伊藤彦造(1904-2004)は、大正末期にデビューし、昭和40年代まで活躍した挿絵画家(さしえがか)です。彼は、剣戟シーンの殺気や、美剣士の魅力をペン画によって濃密に描きあらわし、人気を博しました。

人間の心には、「死」を恐れると同時に魅かれもする「希死欲求」という不思議な心性が存在します。「死」に美しさを見いだし、性的な陶酔を重ね合わせる心性が存在するのです。彦造描く少年や青年の、死に面した極限状況、傷ついた美しい肉体は、人間の心にある、そのような死への渇望を目覚めさせる悪魔的な魅力を伴い、怖い美しさを秘めています。

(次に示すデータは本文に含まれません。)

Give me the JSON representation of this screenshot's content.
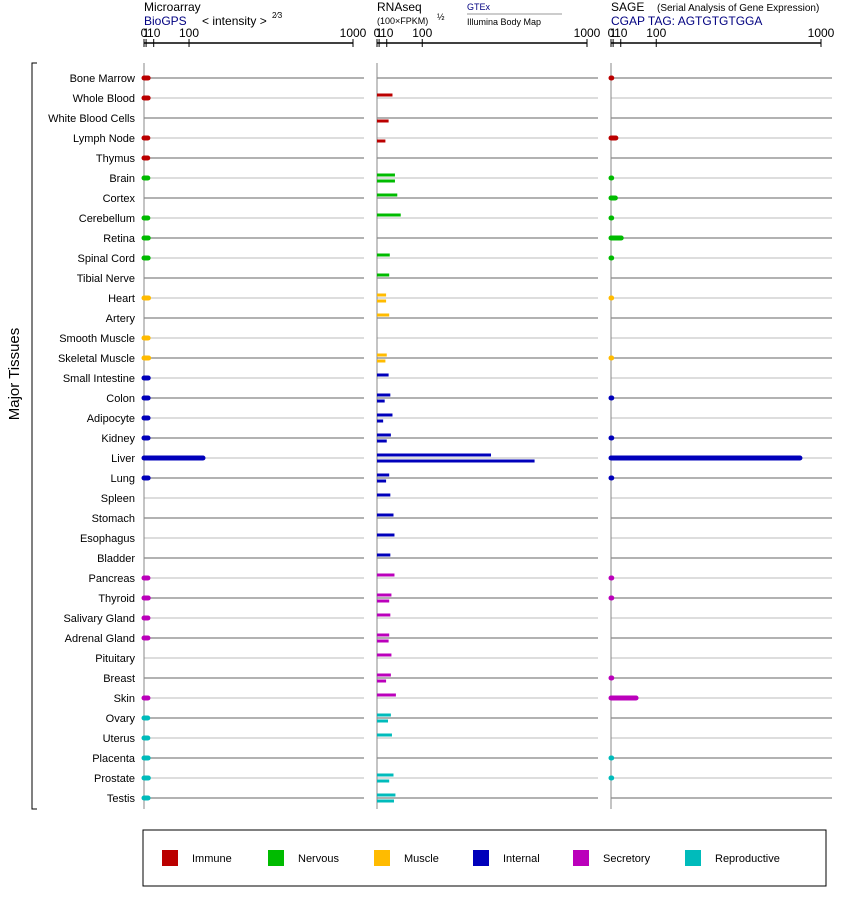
{
  "panels": {
    "microarray": {
      "title": "Microarray",
      "source": "BioGPS",
      "subtitle": "< intensity >",
      "exponent": "2⁄3",
      "ticks": [
        "0",
        "1",
        "10",
        "100",
        "1000"
      ]
    },
    "rnaseq": {
      "title": "RNAseq",
      "unit": "(100×FPKM)",
      "exponent": "½",
      "source1": "GTEx",
      "source2": "Illumina Body Map",
      "ticks": [
        "0",
        "1",
        "10",
        "100",
        "1000"
      ]
    },
    "sage": {
      "title": "SAGE",
      "title_note": "(Serial Analysis of Gene Expression)",
      "source": "CGAP  TAG: AGTGTGTGGA",
      "ticks": [
        "0",
        "1",
        "10",
        "100",
        "1000"
      ]
    }
  },
  "y_axis_label": "Major Tissues",
  "legend": {
    "immune": "Immune",
    "nervous": "Nervous",
    "muscle": "Muscle",
    "internal": "Internal",
    "secretory": "Secretory",
    "reproductive": "Reproductive"
  },
  "colors": {
    "immune": "#bb0000",
    "nervous": "#00bb00",
    "muscle": "#ffbb00",
    "internal": "#0000bb",
    "secretory": "#bb00bb",
    "reproductive": "#00bbbb",
    "grid": "#999999",
    "axis": "#000000",
    "source_link": "#000080"
  },
  "chart_data": {
    "type": "bar",
    "scale": "power 2/3 (0, 1, 10, 100, 1000 ticks)",
    "xlim": [
      0,
      1000
    ],
    "tissues": [
      {
        "name": "Bone Marrow",
        "group": "immune",
        "microarray": 2.8,
        "gtex": null,
        "ibm": null,
        "sage": 0.05
      },
      {
        "name": "Whole Blood",
        "group": "immune",
        "microarray": 2.8,
        "gtex": 20,
        "ibm": null,
        "sage": null
      },
      {
        "name": "White Blood Cells",
        "group": "immune",
        "microarray": null,
        "gtex": null,
        "ibm": 13,
        "sage": null
      },
      {
        "name": "Lymph Node",
        "group": "immune",
        "microarray": 2.5,
        "gtex": null,
        "ibm": 8,
        "sage": 3.0
      },
      {
        "name": "Thymus",
        "group": "immune",
        "microarray": 2.4,
        "gtex": null,
        "ibm": null,
        "sage": null
      },
      {
        "name": "Brain",
        "group": "nervous",
        "microarray": 2.5,
        "gtex": 25,
        "ibm": 25,
        "sage": 0.03
      },
      {
        "name": "Cortex",
        "group": "nervous",
        "microarray": null,
        "gtex": 30,
        "ibm": null,
        "sage": 2.5
      },
      {
        "name": "Cerebellum",
        "group": "nervous",
        "microarray": 2.5,
        "gtex": 38,
        "ibm": null,
        "sage": 0.03
      },
      {
        "name": "Retina",
        "group": "nervous",
        "microarray": 2.9,
        "gtex": null,
        "ibm": null,
        "sage": 10
      },
      {
        "name": "Spinal Cord",
        "group": "nervous",
        "microarray": 2.8,
        "gtex": 15,
        "ibm": null,
        "sage": 0.03
      },
      {
        "name": "Tibial Nerve",
        "group": "nervous",
        "microarray": null,
        "gtex": 14,
        "ibm": null,
        "sage": null
      },
      {
        "name": "Heart",
        "group": "muscle",
        "microarray": 3.2,
        "gtex": 9,
        "ibm": 9,
        "sage": 0.02
      },
      {
        "name": "Artery",
        "group": "muscle",
        "microarray": null,
        "gtex": 14,
        "ibm": null,
        "sage": null
      },
      {
        "name": "Smooth Muscle",
        "group": "muscle",
        "microarray": 2.8,
        "gtex": null,
        "ibm": null,
        "sage": null
      },
      {
        "name": "Skeletal Muscle",
        "group": "muscle",
        "microarray": 3.3,
        "gtex": 10,
        "ibm": 8,
        "sage": 0.02
      },
      {
        "name": "Small Intestine",
        "group": "internal",
        "microarray": 2.9,
        "gtex": 13,
        "ibm": null,
        "sage": null
      },
      {
        "name": "Colon",
        "group": "internal",
        "microarray": 2.8,
        "gtex": 16,
        "ibm": 7,
        "sage": 0.05
      },
      {
        "name": "Adipocyte",
        "group": "internal",
        "microarray": 2.7,
        "gtex": 20,
        "ibm": 5,
        "sage": null
      },
      {
        "name": "Kidney",
        "group": "internal",
        "microarray": 2.7,
        "gtex": 17,
        "ibm": 10,
        "sage": 0.05
      },
      {
        "name": "Liver",
        "group": "internal",
        "microarray": 150,
        "gtex": 400,
        "ibm": 650,
        "sage": 850
      },
      {
        "name": "Lung",
        "group": "internal",
        "microarray": 2.8,
        "gtex": 14,
        "ibm": 9,
        "sage": 0.05
      },
      {
        "name": "Spleen",
        "group": "internal",
        "microarray": null,
        "gtex": 16,
        "ibm": null,
        "sage": null
      },
      {
        "name": "Stomach",
        "group": "internal",
        "microarray": null,
        "gtex": 22,
        "ibm": null,
        "sage": null
      },
      {
        "name": "Esophagus",
        "group": "internal",
        "microarray": null,
        "gtex": 24,
        "ibm": null,
        "sage": null
      },
      {
        "name": "Bladder",
        "group": "internal",
        "microarray": null,
        "gtex": 16,
        "ibm": null,
        "sage": null
      },
      {
        "name": "Pancreas",
        "group": "secretory",
        "microarray": 2.6,
        "gtex": 24,
        "ibm": null,
        "sage": 0.05
      },
      {
        "name": "Thyroid",
        "group": "secretory",
        "microarray": 2.9,
        "gtex": 18,
        "ibm": 14,
        "sage": 0.05
      },
      {
        "name": "Salivary Gland",
        "group": "secretory",
        "microarray": 2.6,
        "gtex": 16,
        "ibm": null,
        "sage": null
      },
      {
        "name": "Adrenal Gland",
        "group": "secretory",
        "microarray": 2.6,
        "gtex": 14,
        "ibm": 13,
        "sage": null
      },
      {
        "name": "Pituitary",
        "group": "secretory",
        "microarray": null,
        "gtex": 18,
        "ibm": null,
        "sage": null
      },
      {
        "name": "Breast",
        "group": "secretory",
        "microarray": null,
        "gtex": 17,
        "ibm": 9,
        "sage": 0.05
      },
      {
        "name": "Skin",
        "group": "secretory",
        "microarray": 2.6,
        "gtex": 27,
        "ibm": null,
        "sage": 40
      },
      {
        "name": "Ovary",
        "group": "reproductive",
        "microarray": 2.4,
        "gtex": 17,
        "ibm": 12,
        "sage": null
      },
      {
        "name": "Uterus",
        "group": "reproductive",
        "microarray": 2.5,
        "gtex": 19,
        "ibm": null,
        "sage": null
      },
      {
        "name": "Placenta",
        "group": "reproductive",
        "microarray": 2.8,
        "gtex": null,
        "ibm": null,
        "sage": 0.03
      },
      {
        "name": "Prostate",
        "group": "reproductive",
        "microarray": 3.0,
        "gtex": 22,
        "ibm": 14,
        "sage": 0.03
      },
      {
        "name": "Testis",
        "group": "reproductive",
        "microarray": 2.7,
        "gtex": 26,
        "ibm": 23,
        "sage": null
      }
    ]
  }
}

血にまつわる彦造のエピソードとして最も衝撃的なのは、昭和7年、神武天皇の立像を描くにあたって、絵具の代わりに自らの血を用いたことでしょう。血の匂いを描いた画家といえば浮世絵師の月岡芳年を思い出しますが、彦造の作風には、芳年の影響が感じられます。芳年の「無残絵」と呼ばれる血まみれの作品の数々……あの血の匂いが、彦造の体質の中にある「希死欲求」的なものと呼応したのではないでしょうか?

その彦造はまた、後世の漫画家にも多大な影響を与えました。彦造のペン画の超絶技巧を賛美し、美剣士の妖しい魅力に惹かれたと語る漫画家は多くいらっしゃいます。

つまり彼は、浮世絵と、現代の漫画やアニメを中継する存在でもあるのです。幕末のクールジャパン・浮世絵と、現代のクールジャパン・漫画やアニメは、一見異質に見えますが実はつながりのあるもので、その両者の結び目には、大正から昭和初期に活躍した挿絵画家たちが存在します。中でも伊藤彦造の存在は大きいと言えましょう。この度の展示は、その点を意識しながらご覧いただきたいと思います。